GCC optimization differences in recursive functions using globals - c

The other day I ran into a weird problem using GCC and the '-Ofast' optimization flag. Compiling the below program using 'gcc -Ofast -o fib1 fib1.c'.
#include <stdio.h>
int f1(int n) {
if (n < 2) {
return n;
}
int a, b;
a = f1(n - 1);
b = f1(n - 2);
return a + b;
}
int main(){
printf("%d", f1(40));
}
When measuring execution time, the result is:
peter#host ~ $ time ./fib1
102334155
real 0m0.511s
user 0m0.510s
sys 0m0.000s
Now let's introduce a global variable in our program and compile again using 'gcc -Ofast -o fib2 fib2.c'.
#include <stdio.h>
int global;
int f1(int n) {
if (n < 2) {
return n;
}
int a, b;
a = f1(n - 1);
b = f1(n - 2);
global = 0;
return a + b;
}
int main(){
printf("%d", f1(40));
}
Now the execution time is:
peter#host ~ $ time ./fib2
102334155
real 0m0.265s
user 0m0.265s
sys 0m0.000s
The new global variable does not do anything meaningful.
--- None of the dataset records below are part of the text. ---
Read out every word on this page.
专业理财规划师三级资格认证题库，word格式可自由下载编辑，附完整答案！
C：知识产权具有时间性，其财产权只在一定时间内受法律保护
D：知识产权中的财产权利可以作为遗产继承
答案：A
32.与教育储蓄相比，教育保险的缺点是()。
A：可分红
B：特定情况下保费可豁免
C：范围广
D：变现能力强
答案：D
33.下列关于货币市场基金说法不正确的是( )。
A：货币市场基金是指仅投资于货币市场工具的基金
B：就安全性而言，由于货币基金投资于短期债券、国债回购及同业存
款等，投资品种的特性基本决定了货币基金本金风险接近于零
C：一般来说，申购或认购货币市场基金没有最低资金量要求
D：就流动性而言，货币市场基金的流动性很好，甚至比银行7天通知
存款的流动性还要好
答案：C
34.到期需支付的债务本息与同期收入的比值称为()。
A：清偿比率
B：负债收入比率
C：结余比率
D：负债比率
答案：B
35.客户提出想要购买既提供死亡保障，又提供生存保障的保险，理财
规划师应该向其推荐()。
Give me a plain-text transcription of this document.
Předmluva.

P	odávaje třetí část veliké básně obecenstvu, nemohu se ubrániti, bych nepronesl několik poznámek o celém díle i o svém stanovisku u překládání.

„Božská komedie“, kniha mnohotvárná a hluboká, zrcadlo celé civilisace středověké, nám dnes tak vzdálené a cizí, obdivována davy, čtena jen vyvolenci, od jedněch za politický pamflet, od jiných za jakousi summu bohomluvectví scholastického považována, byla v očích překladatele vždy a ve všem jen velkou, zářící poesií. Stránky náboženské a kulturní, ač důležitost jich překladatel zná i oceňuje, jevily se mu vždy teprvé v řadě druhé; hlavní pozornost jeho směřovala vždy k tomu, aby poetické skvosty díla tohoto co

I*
However, the difference in execution time is considerable.
Apart from the question (1) what the reason is for such behavior, it also would be nice if (2) the last performance could be achieved without introducing meaningless variables. Any suggestions?
Thanks
Peter

I believe you hit some very clever and very weird gcc (mis-?)optimization. That's about as far as I got in researching this.
I modified your code to have an #ifdef G around the global:
$ cc -O3 -o foo foo.c && time ./foo
102334155
real 0m0.634s
user 0m0.631s
sys 0m0.001s
$ cc -O3 -DG -o foo foo.c && time ./foo
102334155
real 0m0.365s
user 0m0.362s
sys 0m0.001s
So I have the same weird performance difference.
When in doubt, read the generated assembler.
$ cc -S -O3 -o foo.s -S foo.c
$ cc -S -DG -O3 -o foog.s -S foo.c
Here it gets truly bizarre. Normally I can follow gcc-generated code pretty easily. The code that got generated here is just incomprehensible. What should be pretty straightforward recursion and addition that should fit in 15-20 instructions, gcc expanded to a several hundred instructions with a flurry of shifts, additions, subtractions, compares, branches and a large array on the stack. It looks like it tried to partially convert one or both recursions into an iteration and then unrolled that loop. One thing struck me though, the non-global function had only one recursive call to itself (the second one is the call from main):
$ grep 'call.*f1' foo.s | wc
2 4 18
While the global one one had:
$ grep 'call.*f1' foog.s | wc
33 66 297
My educated (I've seen this many times before) guess? Gcc tried to be clever and in its fervor the function that in theory should be easier to optimize generated worse code while the write to the global variable made it sufficiently confused that it couldn't optimize so hard that it led to better code. This happens all the time, many optimizations that gcc (and other compilers too, let's not single them out) uses are very specific to certain benchmarks they use and might not generate faster running code in many other cases. In fact, from experience I only ever use -O2 unless I've benchmarked things very carefully to see that -O3 makes sense. It very often doesn't.
If you really want to research this further, I'd recommend reading gcc documentation about which optimizations get enabled with -O3 as opposed to -O2 (-O2 doesn't do this), then try them one by one until you find which one causes this behavior and that optimization should be a pretty good hint for what's going on. I was about to do this, but I ran out of time (must do last minute christmas shopping).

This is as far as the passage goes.